Feeling more alone and terrified than she had since being buried alive a few weeks ago, Avery slowly but surely, inch by inch, continued to make her way farther down the old laundry chute.
She stopped in her tracks when she heard something odd.
Silence.
Someone had gotten the fire alarm turned off. Her breaths sounded way too loud as they echoed around her in the small, cramped space.
“I’m coming for you, Lieutenant,” the traitor’s voice rang out from what seemed like only feet away.
He was in the break room. Right above her. In seconds, he’d find her, and all her evasive tactics would have been for nothing. She’d trapped herself after all.
Closing her eyes, Avery dared not move another inch. She’d surely make too much noise, and killing her would be as easy as shooting fish in a barrel. She had no idea if she was far enough down the chute to be encased in darkness or not. All she could do was sit tight and hope and pray the traitor overlooked her hiding spot.
But her hopes were for naught when the hinges of the old chute squealed in protest as the door to her hiding space opened far above her head.

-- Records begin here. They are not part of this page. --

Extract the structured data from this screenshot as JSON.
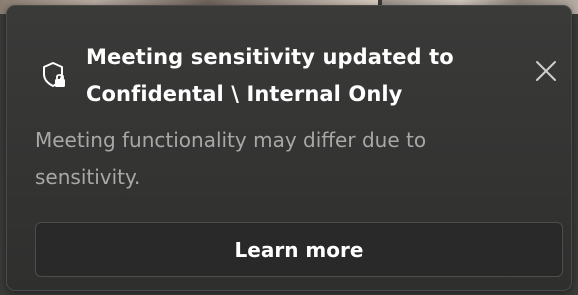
{
  "toast": {
    "title": "Meeting sensitivity updated to Confidental \\ Internal Only",
    "message": "Meeting functionality may differ due to sensitivity.",
    "action_label": "Learn more",
    "icon": "shield-lock-icon",
    "close_icon": "close-icon"
  }
}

“Got you now, fucking bitch.”
When Rex and the rest of the SEAL team arrived at the hospital, it was complete chaos. At least it looked that way to them. There were people lying on stretchers everywhere in the parking lots. The firetrucks had just arrived and emergency personnel were running everywhere, setting up command posts and trying to herd people away from the smoking building.
Not even thinking about it, Rex led the way into the emergency room. He recognized one of the nurses Avery worked with. He grabbed her arm and yelled over the sound of the fire alarm, “Have you seen Lieutenant Nelson?”

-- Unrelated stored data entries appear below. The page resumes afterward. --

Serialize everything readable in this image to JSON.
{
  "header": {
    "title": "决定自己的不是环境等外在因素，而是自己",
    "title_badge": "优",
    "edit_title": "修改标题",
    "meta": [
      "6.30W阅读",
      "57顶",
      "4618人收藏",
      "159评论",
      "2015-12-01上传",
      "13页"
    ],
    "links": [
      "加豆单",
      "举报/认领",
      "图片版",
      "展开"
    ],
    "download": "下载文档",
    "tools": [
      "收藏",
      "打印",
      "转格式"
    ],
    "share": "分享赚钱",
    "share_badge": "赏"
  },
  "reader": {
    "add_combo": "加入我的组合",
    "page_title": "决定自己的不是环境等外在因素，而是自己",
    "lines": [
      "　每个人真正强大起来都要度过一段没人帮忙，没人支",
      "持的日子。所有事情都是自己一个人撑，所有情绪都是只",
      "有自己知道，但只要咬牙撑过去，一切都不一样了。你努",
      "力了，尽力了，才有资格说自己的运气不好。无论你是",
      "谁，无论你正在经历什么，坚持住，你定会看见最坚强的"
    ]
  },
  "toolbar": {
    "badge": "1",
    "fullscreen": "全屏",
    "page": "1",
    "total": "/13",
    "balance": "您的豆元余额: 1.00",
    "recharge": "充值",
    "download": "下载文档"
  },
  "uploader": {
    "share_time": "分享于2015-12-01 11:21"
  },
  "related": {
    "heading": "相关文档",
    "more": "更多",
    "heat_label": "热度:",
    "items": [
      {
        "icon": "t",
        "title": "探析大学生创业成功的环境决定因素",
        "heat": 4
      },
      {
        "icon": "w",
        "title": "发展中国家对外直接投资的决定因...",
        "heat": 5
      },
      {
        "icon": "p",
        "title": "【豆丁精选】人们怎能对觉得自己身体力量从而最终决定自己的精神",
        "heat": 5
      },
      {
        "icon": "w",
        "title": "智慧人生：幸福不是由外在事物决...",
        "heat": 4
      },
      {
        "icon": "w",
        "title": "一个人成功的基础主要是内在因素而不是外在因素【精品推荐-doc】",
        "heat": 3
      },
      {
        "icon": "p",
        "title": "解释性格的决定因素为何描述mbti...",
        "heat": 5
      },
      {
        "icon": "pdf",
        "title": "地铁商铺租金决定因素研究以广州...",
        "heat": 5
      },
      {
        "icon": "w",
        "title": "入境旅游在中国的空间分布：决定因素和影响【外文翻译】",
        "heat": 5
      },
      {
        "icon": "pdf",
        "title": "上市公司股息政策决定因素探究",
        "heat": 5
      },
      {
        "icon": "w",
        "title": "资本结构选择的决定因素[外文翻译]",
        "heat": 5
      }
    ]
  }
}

The woman shook her head, and Rex let her go. The team split up and began to search the chaotic first floor. Within minutes, they met back in the main reception area.
“She’s not here!” Ace shouted.
“She has to be somewhere,” Rex said. “We’ll split up. She’s probably helping evacuate the people on the other floors.”
“Excuse me,” a woman said from next to where the SEALs were huddled.
Rex turned and realized he recognized this woman too.
“Are you looking for Avery?” she asked.
“Yes!” Rex said somewhat harshly. “Have you seen her?”
“Last I knew she was going up to the fourth floor to check and make sure no one else was up there. But I haven’t seen her since.”
“Thank you,” Rex told the young woman. He and the rest of the team ran to the stairs, only to be met by a firefighter in turnout gear.
“You can’t go this way, please exit the building back that way!” the man yelled, pointing the way the SEALs had just come.
Rex opened his mouth to tell the man to fuck off, but Rocco beat him to it.
“Move,” he ordered. “This is a matter of national security.”
“Sorry,” the fireman said, shaking his head. “I can’t let you by. This building is on fire, in case you haven’t noticed. No one is allowed on the upper floors except for fire personnel.”
“Wrong,” Phantom said. “We’re going up, and there’s nothing you can do about it. There’s a traitor to our country upstairs who not only started this fire, but is dead set on killing people.”
The naval firefighter looked at the six pissed-off men in front of him and stepped to the side without another word.
The SEAL team ran up the stairs as easily as if they were walking down the street. They burst onto the fourth floor.
The smoke was thick—but not so thick that Rex couldn’t catch a glimpse of a man entering a room at the other end of the hallway.
Without consulting his teammates, he took off running as fast as he could. He didn’t dare yell out for Avery, wanting to keep the upper hand and surprise the man.
It was possible the man wasn’t the traitor. That he was a doctor or nurse who was simply checking to make sure the area was clear.
But Rex didn’t believe that. In his gut, he knew it was the man Avery had been looking for. The man who’d so callously told the insurgent to take her out.